Watching them is Austrian entrepreneur Florian Kaps, a director of The Impossible Project.

"It's all about reinventing and restarting the production of instant film," he said, "creating a new material to exactly meet the demands of the modern photographer that loves analogue instant photography."

Starting from scratch

The Impossible Project began last year at the closing ceremony for the old factory.

At the time, Mr Kaps had a successful online business selling Polaroid film and accessories.


How a Polaroid camera works

He got talking to the plant's chief engineer Andre Bosman.

"We perfectly fit together," Mr Kaps said, "because he gave me all the information I needed to see if there's a chance to continue it, and he needed just one person that tells him that there is the demand out there."

They decided to try to take over the factory and begin producing Polaroid film again.

Investors put up $3.2m (£2m), but the new team could not simply restart the machines.

"Roughly half to 70% of the crucial materials were produced by Polaroid themselves; those plants are gone, vanished off the Earth," said Mr Bosman, who is now the new project's technical director.

"Basically we're starting back from scratch where Dr Land, the founder of Polaroid, started in 1947."

Reinventing instant film

The invention of Polaroid instant film was one of the engineering feats of the 20th Century, managing to squeeze the complex processes of the darkroom onto a single piece of film.

Reinventing this process in one year is a big task, but the small team can draw on their more than 340 years of combined experience working in the old factory.

It's the ultimate way to capture a moment, it's so precious, watching it developing is incredible

Wendy Bevan, Polaroid fan

"Without that you just do not stand a chance," said Mr Bosman.

To develop the photographic elements, they are also enlisting partners including Harman Technology, the British company behind Ilford film.

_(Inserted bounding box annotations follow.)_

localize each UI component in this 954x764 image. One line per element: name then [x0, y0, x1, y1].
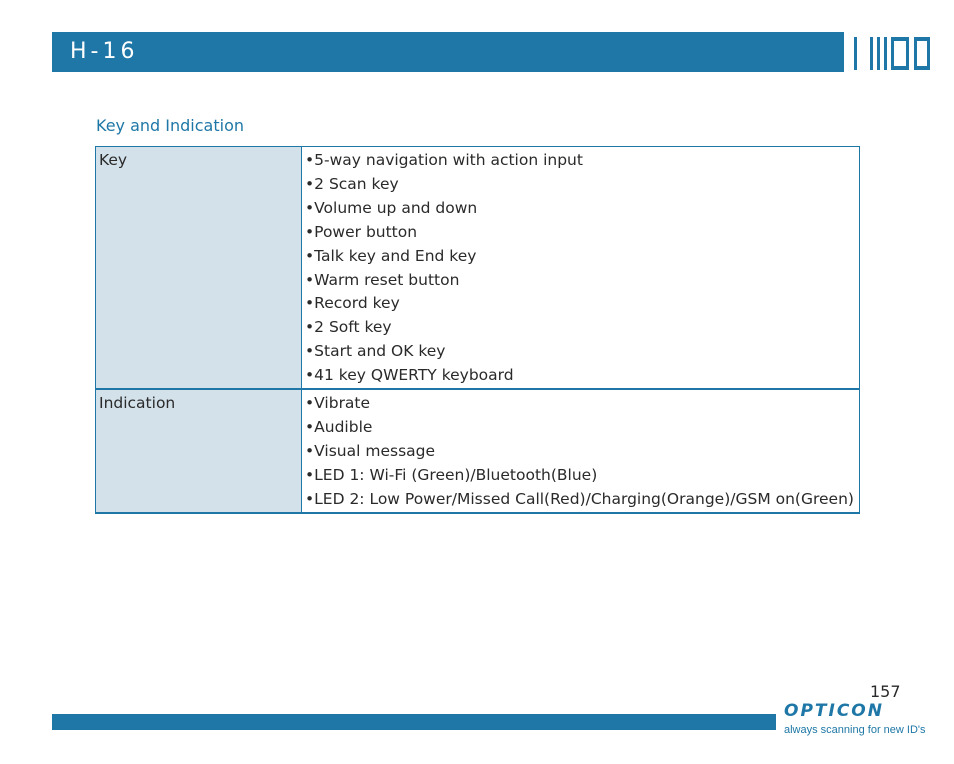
spec-table: [95, 146, 860, 514]
list-item: • 2 Soft key: [305, 316, 856, 340]
list-item: • Vibrate: [305, 392, 856, 416]
row-label: [96, 389, 302, 513]
row-label-text: Indication: [99, 394, 176, 413]
list-item: • 2 Scan key: [305, 173, 856, 197]
list-item: • LED 1: Wi-Fi (Green)/Bluetooth(Blue): [305, 464, 856, 488]
brand-logo: OPTICON: [784, 701, 884, 721]
brand-tagline: always scanning for new ID's: [784, 724, 926, 736]
list-item: • Visual message: [305, 440, 856, 464]
row-values: [302, 389, 860, 513]
footer-bar: [52, 714, 776, 730]
row-values: [302, 147, 860, 390]
row-label: [96, 147, 302, 390]
page-number: 157: [870, 682, 901, 701]
list-item: • Talk key and End key: [305, 245, 856, 269]
header-bar: [52, 32, 844, 72]
list-item: • Warm reset button: [305, 269, 856, 293]
list-item: • 41 key QWERTY keyboard: [305, 364, 856, 388]
model-title: H-16: [70, 39, 139, 64]
row-label-text: Key: [99, 151, 128, 169]
list-item: • 5-way navigation with action input: [305, 149, 856, 173]
table-row: [96, 389, 860, 513]
section-title: Key and Indication: [96, 116, 244, 135]
list-item: • Start and OK key: [305, 340, 856, 364]
table-row: [96, 147, 860, 390]
list-item: • Record key: [305, 292, 856, 316]
list-item: • Power button: [305, 221, 856, 245]
barcode-graphic-icon: [728, 34, 934, 70]
list-item: • LED 2: Low Power/Missed Call(Red)/Charging(Orange)/GSM on(Green): [305, 488, 856, 512]
list-item: • Volume up and down: [305, 197, 856, 221]
list-item: • Audible: [305, 416, 856, 440]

They recently managed to produce their first complete and stable instant picture, and are confident they can have their first black-and-white film on the market by early 2010.

"I often say God must be a lover of instant photography," says Mr Kaps, "because the major issues, finding all the components, they are pretty much solved."

But Mr Bosman admits that the tight timeframe means they have to cut corners.

"We have no idea how solid this film will be, how stable everything will be. But you can take the chance like we did and buy this, or leave it alone."

Like vinyl

Some, like popular technology blog Boing Boing, are not convinced the project is worthwhile.

"It just seems like an awful lot of effort to go through to recreate something that is not just antiquated, but practically obviated by modern technology," the blog wrote.

Digital photographers can take thousands of shots, manipulate them, and share them on social networking sites quickly and easily.

There are even applications to make them look like classic Polaroids.

So why pay about $23 (£14) for eight shots of the new film?

Wendy Bevan has had her Polaroid photographs published in magazines like i-D and Vogue.

"I love the tactile side of it, so you've got something you can hold straight away," she says.

"It's the ultimate way to capture a moment, it's so precious, watching it developing is incredible."

Instant film made by other companies is not compatible with the most popular Polaroid cameras, so the new Impossible film will be the only option for many Polaroid fans.

But given the sheer popularity of digital photography, is there enough of a market?

"There are 300 to 500 million working Polaroid cameras out there, it's huge, and 24 million films have been sold last year," Mr Kaps said.

"Our aim is to sell one million next year. I don't have any fear that we can sell it."

"I think the best example of how successfully this can work is the old vinyl record that has a revival and people start buying it."